Afwijzing verzoek voorlopige voorziening asielaanvraag

In de zaak tussen verzoekster, vertegenwoordigd door mr. D. de Vries, en de minister van Asiel en Migratie, vertegenwoordigd door mr. B.W. Zagers, heeft de voorzieningenrechter van de Rechtbank Den Haag op 24 september 2024 uitspraak gedaan. Verzoekster had een aanvraag ingediend voor een verblijfsvergunning asiel voor bepaalde tijd, maar deze was door de minister op 20 augustus 2024 niet-ontvankelijk verklaard. Hiertegen heeft verzoekster beroep ingesteld en verzocht om een voorlopige voorziening. De zitting vond plaats op 23 september 2024, waarbij verzoekster, haar gemachtigde, een tolk en de gemachtigde van de minister aanwezig waren.

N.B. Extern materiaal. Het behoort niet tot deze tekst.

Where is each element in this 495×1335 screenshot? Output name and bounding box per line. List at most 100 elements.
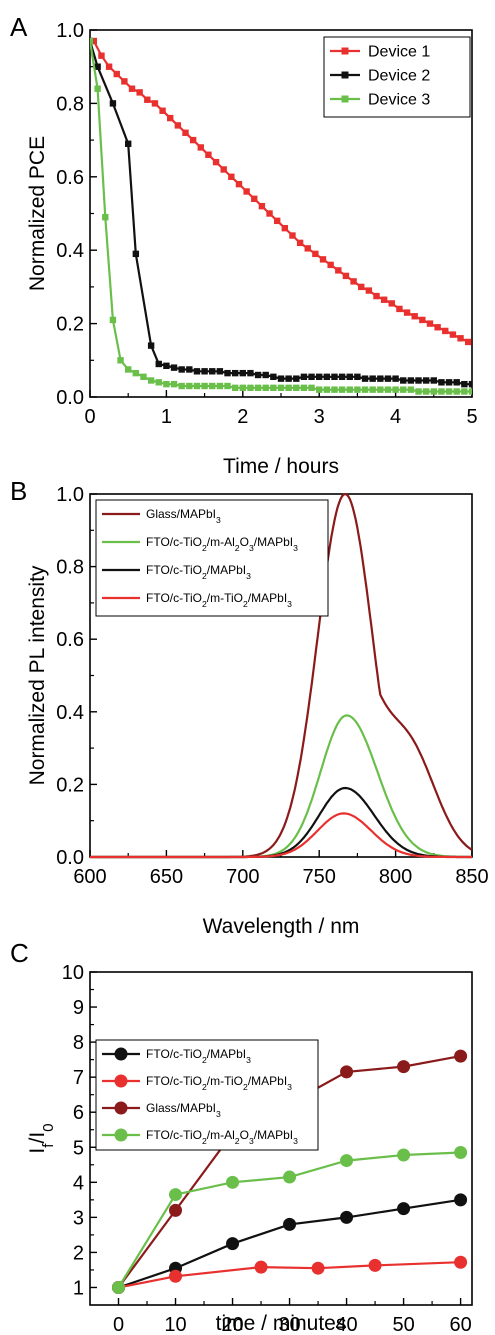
data-point [106,64,112,70]
data-point [396,306,402,312]
data-point [152,100,158,106]
data-point [397,1148,410,1161]
data-point [327,262,333,268]
data-point [283,1171,296,1184]
data-point [412,313,418,319]
series-line [90,788,472,857]
data-point [167,115,173,121]
data-point [392,386,398,392]
x-tick-label: 700 [226,866,259,888]
data-point [209,368,215,374]
data-point [270,385,276,391]
data-point [240,370,246,376]
data-point [377,386,383,392]
data-point [339,386,345,392]
data-point [454,379,460,385]
y-tick-label: 3 [73,1207,84,1229]
data-point [316,374,322,380]
data-point [217,368,223,374]
data-point [469,381,475,387]
data-point [263,372,269,378]
data-point [324,374,330,380]
x-tick-label: 0 [113,1314,124,1335]
data-point [117,357,123,363]
data-point [94,86,100,92]
data-point [450,331,456,337]
data-point [169,1270,182,1283]
data-point [354,386,360,392]
data-point [278,375,284,381]
x-axis-label: Time / hours [223,455,339,478]
chart-panel-b: B600 650 700 750 800 8500.00.20.40.60.81.0Wav… [10,476,489,938]
legend: FTO/c-TiO2/MAPbI3FTO/c-TiO2/m-TiO2/MAPbI… [96,1040,318,1150]
y-axis-label: Normalized PL intensity [26,565,49,785]
data-point [198,144,204,150]
data-point [289,232,295,238]
data-point [431,388,437,394]
data-point [320,256,326,262]
data-point [221,166,227,172]
y-tick-label: 0.6 [56,629,84,651]
data-point [224,370,230,376]
series-2 [90,788,472,857]
data-point [186,383,192,389]
data-point [469,388,475,394]
x-tick-label: 750 [303,866,336,888]
data-point [431,377,437,383]
data-point [362,375,368,381]
data-point [201,383,207,389]
data-point [156,379,162,385]
data-point [381,297,387,303]
data-point [102,214,108,220]
legend-swatch-marker [342,96,349,103]
data-point [316,386,322,392]
y-tick-label: 0.8 [56,557,84,579]
data-point [283,1218,296,1231]
legend-swatch-marker [342,72,349,79]
data-point [178,383,184,389]
x-tick-label: 0 [84,406,95,428]
legend-swatch-marker [115,1102,128,1115]
data-point [285,375,291,381]
data-point [274,218,280,224]
data-point [156,361,162,367]
data-point [331,386,337,392]
data-point [340,1065,353,1078]
y-axis-label: If/I0 [26,1123,57,1153]
y-tick-label: 5 [73,1137,84,1159]
data-point [186,366,192,372]
data-point [362,386,368,392]
data-point [331,374,337,380]
data-point [144,97,150,103]
data-point [454,1146,467,1159]
data-point [369,1259,382,1272]
y-tick-label: 0.4 [56,240,84,262]
legend-label: Device 1 [368,44,430,61]
data-point [301,374,307,380]
y-tick-label: 7 [73,1067,84,1089]
data-point [438,379,444,385]
y-axis-label: Normalized PCE [26,136,49,291]
data-point [312,1262,325,1275]
data-point [194,368,200,374]
data-point [136,89,142,95]
data-point [125,141,131,147]
panel-label: C [10,938,29,968]
data-point [392,375,398,381]
data-point [121,78,127,84]
data-point [446,379,452,385]
data-point [171,381,177,387]
data-point [251,196,257,202]
x-tick-label: 50 [392,1314,414,1335]
data-point [201,368,207,374]
data-point [415,377,421,383]
data-point [148,342,154,348]
data-point [423,388,429,394]
y-tick-label: 0.2 [56,774,84,796]
legend-swatch-marker [115,1075,128,1088]
data-point [454,1050,467,1063]
data-point [293,385,299,391]
data-point [236,181,242,187]
x-tick-label: 600 [73,866,106,888]
data-point [125,366,131,372]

De voorzieningenrechter heeft het verzoek om een voorlopige voorziening behandeld, maar heeft geconcludeerd dat dit niet meer nodig was, aangezien er op dezelfde dag uitspraak is gedaan in de hoofdzaak (zaaknummer NL24.32905). De voorzieningenrechter heeft het verzoek om voorlopige voorziening dan ook afgewezen. Tevens is er geen aanleiding voor een proceskostenveroordeling. De uitspraak is gedaan door mr. A.G.D. Overmars, in aanwezigheid van mr. J.A. Hessels, griffier, en is openbaar gemaakt via een geanonimiseerde publicatie op rechtspraak.nl. Tegen deze uitspraak staat geen hoger beroep of verzet open.

Uitspraak

RECHTBANK DEN HAAG

Zittingsplaats Groningen
Bestuursrecht
zaaknummer: NL24.32906

uitspraak van de voorzieningenrechter in de zaak tussen

[naam], V-nummer: [nummer], verzoekster,

(gemachtigde: mr. D. de Vries),
en
de minister van Asiel en Migratie,voorheen de staatssecretaris van Justitie en Veiligheid, de minister,
(gemachtigde: mr. B.W. Zagers).

Procesverloop

Bij besluit van 20 augustus 2024 (het bestreden besluit) heeft de minister de aanvraag van verzoekster tot het verlenen van een verblijfsvergunning asiel voor bepaalde tijd in de algemene procedure niet-ontvankelijk verklaard.
Verzoekster heeft tegen het bestreden besluit beroep ingesteld (NL24.32905). Zij heeft verder de voorzieningenrechter verzocht om een voorlopige voorziening te treffen.
De voorzieningenrechter heeft het verzoek, tezamen met de zaak NL24.32905, op
23 september 2024 op zitting behandeld. Hieraan hebben deelgenomen: verzoekster, de gemachtigde van verzoekster, een tolk en de gemachtigde van de minister. De voorzieningenrechter heeft het onderzoek ter zitting gesloten.

Overwegingen

Bij uitspraak van vandaag, zaaknummer NL24.32905, heeft de rechtbank uitspraak gedaan op het beroep. Een voorlopige voorziening is daarom niet meer nodig. De voorzieningenrechter wijst het verzoek om die reden af.
Voor een proceskostenveroordeling bestaat geen aanleiding.

Beslissing

De voorzieningenrechter wijst het verzoek om voorlopige voorziening af.
Deze uitspraak is gedaan door mr. A.G.D. Overmars, voorzieningenrechter, in aanwezigheid van mr.J.A. Hessels, griffier, en openbaar gemaakt door middel van geanonimiseerde publicatie op rechtspraak.nl.
De uitspraak is bekendgemaakt op:
Tegen deze uitspraak staat geen hoger beroep of verzet open.